Two points should be made about S. 2679. First, it is clearly a sequel to the Patriot Act and, as such, Congress should defer consideration of the measure until after the election; it must not become a political prop. Right now, the incomplete and inaccurate information that is flying around about the Patriot Act and other similar government powers would be lethal to considered and reasonable policy making. Second, S. 2679, as it stands, fails to meet the standard put forward by the 9/11 Commission for expansions of executive branch authority, laid out in the recommendation on pages 394 and 395. It does not meet the burden set forward for the expansion of government power, mentioned above, and fails to include proper safeguards. Instead, S. 2679 proceeds on the same “trust us” view of the executive branch implicit in the Patriot Act and its progeny. The most recent field report by the Justice Department provides just another example of the lack of a basis for this trust. Though it paints a nice picture of the administration’s use of the non-controversial provisions in the law, it says nothing about the administration’s use of the provisions that have drawn criticism from Washington watchers and the public. This record is hardly something deserving of reward by the Congress. In another example, as mentioned earlier, the Attorney General declassified a memo in September 2003 disclosing that Section 215 of the Patriot Act had never been used, raising questions about why his department lobbied so hard for the new power after 9/11. But then, to make matters worse, a recent FOIA request by the ACLU shows that, in fact, the FBI’s National Security Law Branch asked the Office of Intelligence Policy and Review to submit a 215 request less than a month after the Ashcroft memo. Such unhappy coincidences do not inspire the trust needed to grant extraordinary additional national security authority that would be exercised with even more insulation from judicial review.

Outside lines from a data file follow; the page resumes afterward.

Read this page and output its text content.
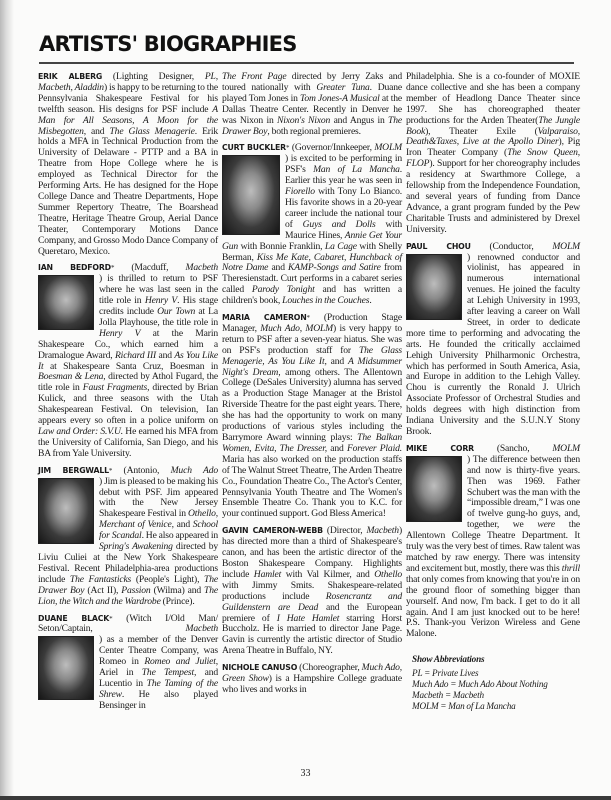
ARTISTS' BIOGRAPHIES

ERIK ALBERG (Lighting Designer, PL, Macbeth, Aladdin) is happy to be returning to the Pennsylvania Shakespeare Festival for his twelfth season. His designs for PSF include A Man for All Seasons, A Moon for the Misbegotten, and The Glass Menagerie. Erik holds a MFA in Technical Production from the University of Delaware - PTTP and a BA in Theatre from Hope College where he is employed as Technical Director for the Performing Arts. He has designed for the Hope College Dance and Theatre Departments, Hope Summer Repertory Theatre, The Boarshead Theatre, Heritage Theatre Group, Aerial Dance Theater, Contemporary Motions Dance Company, and Grosso Modo Dance Company of Queretaro, Mexico.

IAN BEDFORD* (Macduff, Macbeth
) is thrilled to return to PSF where he was last seen in the title role in Henry V. His stage credits include Our Town at La Jolla Playhouse, the title role in Henry V at the Marin Shakespeare Co., which earned him a Dramalogue Award, Richard III and As You Like It at Shakespeare Santa Cruz, Boesman in Boesman & Lena, directed by Athol Fugard, the title role in Faust Fragments, directed by Brian Kulick, and three seasons with the Utah Shakespearean Festival. On television, Ian appears every so often in a police uniform on Law and Order: S.V.U. He earned his MFA from the University of California, San Diego, and his BA from Yale University.

JIM BERGWALL* (Antonio, Much Ado
) Jim is pleased to be making his debut with PSF. Jim appeared with the New Jersey Shakespeare Festival in Othello, Merchant of Venice, and School for Scandal. He also appeared in Spring's Awakening directed by Liviu Culiei at the New York Shakespeare Festival. Recent Philadelphia-area productions include The Fantasticks (People's Light), The Drawer Boy (Act II), Passion (Wilma) and The Lion, the Witch and the Wardrobe (Prince).

DUANE BLACK* (Witch I/Old Man/ Seton/Captain, Macbeth
) as a member of the Denver Center Theatre Company, was Romeo in Romeo and Juliet, Ariel in The Tempest, and Lucentio in The Taming of the Shrew. He also played Bensinger in

The Front Page directed by Jerry Zaks and toured nationally with Greater Tuna. Duane played Tom Jones in Tom Jones-A Musical at the Dallas Theatre Center. Recently in Denver he was Nixon in Nixon's Nixon and Angus in The Drawer Boy, both regional premieres.

CURT BUCKLER* (Governor/Innkeeper, MOLM
) is excited to be performing in PSF's Man of La Mancha. Earlier this year he was seen in Fiorello with Tony Lo Bianco. His favorite shows in a 20-year career include the national tour of Guys and Dolls with Maurice Hines, Annie Get Your Gun with Bonnie Franklin, La Cage with Shelly Berman, Kiss Me Kate, Cabaret, Hunchback of Notre Dame and KAMP-Songs and Satire from Theresienstadt. Curt performs in a cabaret series called Parody Tonight and has written a children's book, Louches in the Couches.

MARIA CAMERON* (Production Stage Manager, Much Ado, MOLM) is very happy to return to PSF after a seven-year hiatus. She was on PSF's production staff for The Glass Menagerie, As You Like It, and A Midsummer Night's Dream, among others. The Allentown College (DeSales University) alumna has served as a Production Stage Manager at the Bristol Riverside Theatre for the past eight years. There, she has had the opportunity to work on many productions of various styles including the Barrymore Award winning plays: The Balkan Women, Evita, The Dresser, and Forever Plaid. Maria has also worked on the production staffs of The Walnut Street Theatre, The Arden Theatre Co., Foundation Theatre Co., The Actor's Center, Pennsylvania Youth Theatre and The Women's Ensemble Theatre Co. Thank you to K.C. for your continued support. God Bless America!

GAVIN CAMERON-WEBB (Director, Macbeth) has directed more than a third of Shakespeare's canon, and has been the artistic director of the Boston Shakespeare Company. Highlights include Hamlet with Val Kilmer, and Othello with Jimmy Smits. Shakespeare-related productions include Rosencrantz and Guildenstern are Dead and the European premiere of I Hate Hamlet starring Horst Buccholz. He is married to director Jane Page. Gavin is currently the artistic director of Studio Arena Theatre in Buffalo, NY.

NICHOLE CANUSO (Choreographer, Much Ado, Green Show) is a Hampshire College graduate who lives and works in

Philadelphia. She is a co-founder of MOXIE dance collective and she has been a company member of Headlong Dance Theater since 1997. She has choreographed theater productions for the Arden Theater(The Jungle Book), Theater Exile (Valparaiso, Death&Taxes, Live at the Apollo Diner), Pig Iron Theater Company (The Snow Queen, FLOP). Support for her choreography includes a residency at Swarthmore College, a fellowship from the Independence Foundation, and several years of funding from Dance Advance, a grant program funded by the Pew Charitable Trusts and administered by Drexel University.

PAUL CHOU (Conductor, MOLM
) renowned conductor and violinist, has appeared in numerous international venues. He joined the faculty at Lehigh University in 1993, after leaving a career on Wall Street, in order to dedicate more time to performing and advocating the arts. He founded the critically acclaimed Lehigh University Philharmonic Orchestra, which has performed in South America, Asia, and Europe in addition to the Lehigh Valley. Chou is currently the Ronald J. Ulrich Associate Professor of Orchestral Studies and holds degrees with high distinction from Indiana University and the S.U.N.Y Stony Brook.

MIKE CORR (Sancho, MOLM
) The difference between then and now is thirty-five years. Then was 1969. Father Schubert was the man with the “impossible dream,” I was one of twelve gung-ho guys, and, together, we were the Allentown College Theatre Department. It truly was the very best of times. Raw talent was matched by raw energy. There was intensity and excitement but, mostly, there was this thrill that only comes from knowing that you're in on the ground floor of something bigger than yourself. And now, I'm back. I get to do it all again. And I am just knocked out to be here! P.S. Thank-you Verizon Wireless and Gene Malone.

Show Abbreviations
PL = Private Lives
Much Ado = Much Ado About Nothing
Macbeth = Macbeth
MOLM = Man of La Mancha
33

In the final analysis, the greatest issue implicated in the current debate is the separation of powers doctrine and how it will withstand the stresses of the post-9/11 era. I submit that the basic principles and national values should remain unchanged. The mutual checks and balances on executive, legislative and judicial authority in the United States should remain, even in the context of national security and counter-terrorism. Although Congress should actively be seeking to provide for the most effective policies and powers in these areas, it should not be expanding the executive’s general authority at its own expense or that of the courts. The SAFE Act strikes this particular balance. It says, for instance, that it is okay for authorities to have broad access to business records beyond those of just common carriers or rental car companies, but that agents should show a judge, in an ex parte proceeding, specific and articulable facts that show a reason to believe the target is a member of a terrorist organization or is engaged in terrorist activity. That, to me, is a reasonable counter-terrorism policy. It is flexible enough to meet changing circumstances and cunning foes, but is internally limiting, the natural enemy of potential abuse.

As a conservative, I try and apply a simple test to all government policies, from firearms laws to the Patriot Act. Will they preserve personal freedoms, will they work, and are they narrowly constructed? Applied to the SAFE Act, the answers are yes, yes, and yes -- a passing grade. Applied to the new Tools to Fight Terrorism Act, the answers are no, perhaps, and no, which is not the best score. As a final word, note that when applied to the Patriot Act, the results are similar: no, yes and no, and emphatically no. I urge you to consider that as you deliberate further on these vitally important matters.

Thank you again Chairman Hatch and Ranking Member Leahy for your vigorous oversight of our constitutional liberties.